Les autres ressemblances avec le classique de Kubrick sont multiples. On peut citer les conversations que Ruthie a avec un des fantômes lui permettant de prendre ses décisions, mais surtout les deux joggeuses presque jumelles qui hantent les lieux. Sans oublier cette petite fille étrange qui tente d’interagir avec les 4 femmes.
Mais la question demeure : Bad Things est-il une copie féministe de The Shining, ou est-ce plutôt une forte inspiration offrant presque un contrepoids en plaçant une femme à la place de l’homme?
Je reste incertain. Une chose est certaine, on sent que l’œuvre de Kubrick reste profondément ancrée chez Thorndike.
Ici, la réalisatrice utilise beaucoup le mouvement pour rendre son œuvre saisissante. Fondamentalement, il ne se passe pas grand-chose dans ce film où l’action laisse plutôt place à l’inaction. C’est donc la caméra qui crée du mouvement en bougeant constamment. Le résultat est assez réussi puisque le film n’est aucunement ennuyant malgré sa lenteur.
Ce qui me donne surtout envie de recommander ce film, c’est la façon qu’il a de redonner aux femmes une sorte de pouvoir dans le cinéma d’horreur qui a donné toute la place aux hommes pendant si longtemps. Au lieu de voir de mauvaises choses être faites aux femmes, nous voyons des femmes faire de mauvaises choses.
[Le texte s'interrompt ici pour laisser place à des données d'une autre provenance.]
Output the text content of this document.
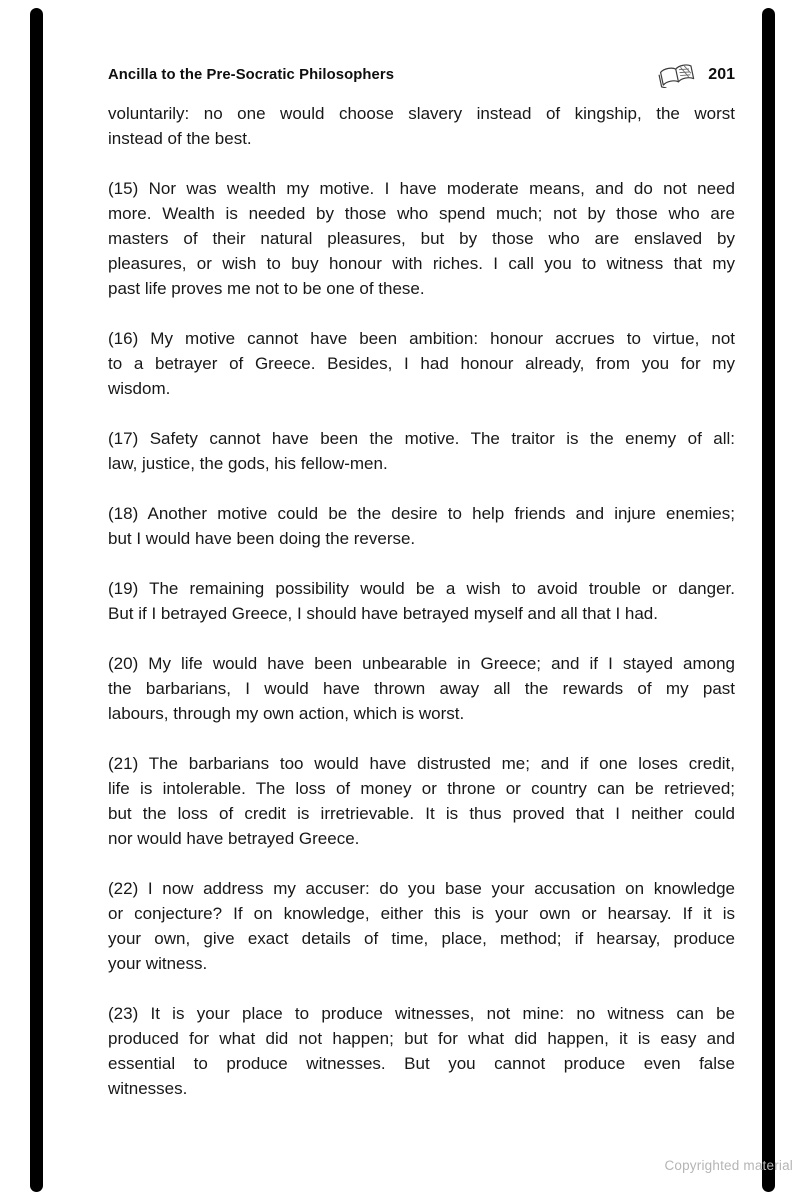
Ancilla to the Pre-Socratic Philosophers	201

voluntarily: no one would choose slavery instead of kingship, the worst
instead of the best.

(15) Nor was wealth my motive. I have moderate means, and do not need
more. Wealth is needed by those who spend much; not by those who are
masters of their natural pleasures, but by those who are enslaved by
pleasures, or wish to buy honour with riches. I call you to witness that my
past life proves me not to be one of these.

(16) My motive cannot have been ambition: honour accrues to virtue, not
to a betrayer of Greece. Besides, I had honour already, from you for my
wisdom.

(17) Safety cannot have been the motive. The traitor is the enemy of all:
law, justice, the gods, his fellow-men.

(18) Another motive could be the desire to help friends and injure enemies;
but I would have been doing the reverse.

(19) The remaining possibility would be a wish to avoid trouble or danger.
But if I betrayed Greece, I should have betrayed myself and all that I had.

(20) My life would have been unbearable in Greece; and if I stayed among
the barbarians, I would have thrown away all the rewards of my past
labours, through my own action, which is worst.

(21) The barbarians too would have distrusted me; and if one loses credit,
life is intolerable. The loss of money or throne or country can be retrieved;
but the loss of credit is irretrievable. It is thus proved that I neither could
nor would have betrayed Greece.

(22) I now address my accuser: do you base your accusation on knowledge
or conjecture? If on knowledge, either this is your own or hearsay. If it is
your own, give exact details of time, place, method; if hearsay, produce
your witness.

(23) It is your place to produce witnesses, not mine: no witness can be
produced for what did not happen; but for what did happen, it is easy and
essential to produce witnesses. But you cannot produce even false
witnesses.

Copyrighted material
La réalisatrice crée un espace en dehors du monde dominé par les hommes. L’hôtel est résolument féminin — tout mauve et laiton et de plus en plus rouge sang et laiteux — et est hanté par les fantômes des femmes qui sont tombées sous son charme.
Si The Shining a déchaîné un monstre autoproclamé du patriarcat, Bad Things y répond avec rage. Une rage purement féminine.
Un film qui nous rappelle que le cinéma d’horreur était, à la base, pour les gens qui ne sont pas dans le courant dominant. Peut-être qu’il serait temps que ce genre redevienne un lieu de prise de parole pour les gens n’étant pas dans le mainstream.